Ile Maurice: Emmanuel Petit fait rêver nos jeunes en grand

Ambiance fébrile en ce dimanche après-midi à Pointe-aux-Piments. Le stade de la localité et son terrain délabré s’apprêtent à accueillir un grand nom du football dans quelques instants. Il est 16h30 et les préparatifs vont bon train pour accueillir Emmanuel Petit. Après tout, ce n’est pas tous les jours que ce petit patelin a l’occasion d’accueillir un champion du monde.

Maillot d’Arsenal sur le dos, Rahul Thagalee piaffe d’impatience. «Petit, je l’ai vu jouer pendant mon enfance. C’était un super joueur. J’étais aussi fan de l’équipe de France, donc j’ai suivi toute sa carrière avec assiduité. Son plus grand moment reste ce 3e but magique qu’il marque en finale du Mondial contre le Brésil. Je suis très content qu’il soit venu à Maurice et j’ai hâte de le voir pour de vrai. Les jeunes ne réalisent peut-être pas qui il est mais c’est une légende. De ceux qui m’ont fait aimer regarder le football !»

Les élus locaux ne s’y sont pas trompés et ont mis les petits plats dans les grands : match de gala entre deux sélections de la localité, posters d’Emmanuel Petit retraçant un peu sa carrière de footballeur à l’entrée du stade, et un comité d’accueil festif. Rien ne semble assez grand pour… Petit.

Equipier du ministre Woochit

Soudain, il y a du mouvement dans l’école du gouvernement qui jouxte le stade. La voiture de l’invité de marque est arrivée, il descend. Il est accompagné de ses amis, la journaliste Valérie Perez et Attilio Veltri, qui ont aidé et facilité la venue et le séjour de l’ancien défenseur d’Arsenal chez nous.

Une petite cohue s’ensuit. Le comité d’organisation se presse autour d’Emmanuel Petit et lui fait comprendre qu’il devra jouer… «Comment ? Ah non, non, moi je ne joue pas. J’ai mal au genou. Je ne pourrai pas du tout jouer. Ou alors, ça sera en marchant…», ironise-t-il, surpris par cette demande.

Face à l’insistance des hôtes, le consultant RMC finit par céder et promet de disputer quelques minutes. Pas de crampons ? No problemo, heureusement qu’il était en baskets ! Manu Petit aime Maurice et les Mauriciens, comme il nous le dira ensuite en interview, lui qui en est à sa troisième visite dans l’île. Pour la première, il n’avait que 20 ans…

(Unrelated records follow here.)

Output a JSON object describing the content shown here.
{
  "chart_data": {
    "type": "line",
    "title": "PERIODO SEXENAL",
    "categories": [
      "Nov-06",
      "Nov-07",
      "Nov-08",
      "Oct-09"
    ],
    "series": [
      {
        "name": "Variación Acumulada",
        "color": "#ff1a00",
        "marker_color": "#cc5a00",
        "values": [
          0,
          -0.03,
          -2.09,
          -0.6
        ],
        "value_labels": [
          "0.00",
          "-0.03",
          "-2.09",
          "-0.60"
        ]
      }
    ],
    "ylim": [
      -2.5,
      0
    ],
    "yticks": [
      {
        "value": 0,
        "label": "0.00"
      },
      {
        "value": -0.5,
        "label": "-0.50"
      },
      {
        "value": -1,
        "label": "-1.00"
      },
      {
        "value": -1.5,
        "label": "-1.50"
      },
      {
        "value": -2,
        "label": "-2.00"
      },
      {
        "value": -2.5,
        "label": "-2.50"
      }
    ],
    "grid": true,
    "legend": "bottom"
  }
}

Le temps de se changer et hop, le voilà futur coéquipier du ministre des Collectivités locales, Ranjiv Woochit, qu’on sent très impatient de vivre ce moment. L’un de ses coéquipiers, Clarel Beeharry, diehard d’Arsenal, le serre dans ses bras, fier de jouer aux côtés d’une de ses idoles.

Les élus locaux s’agglutinent autour de Petit comme des abeilles autour du miel, la chasse aux photos débute. Le blond à la célèbre queue de cheval se prête au jeu et échange patiemment avec chacun. Le champion du monde 98 fait honneur à son statut, humble et disponible pour ses fans.

«Il est comme ça Manu. C’est une très belle personne, avec de vraies qualités humaines, qui dégage de la gentillesse et qui reste très humble. Je suis très heureux de le voir ici, chez nous», nous dit Attilio Veltri, un Français qui vit à Pointe-aux-Piments depuis 1999, devenu amoureux du quadricolore, très patriote et engagé pour l’avancement de la société mauricienne.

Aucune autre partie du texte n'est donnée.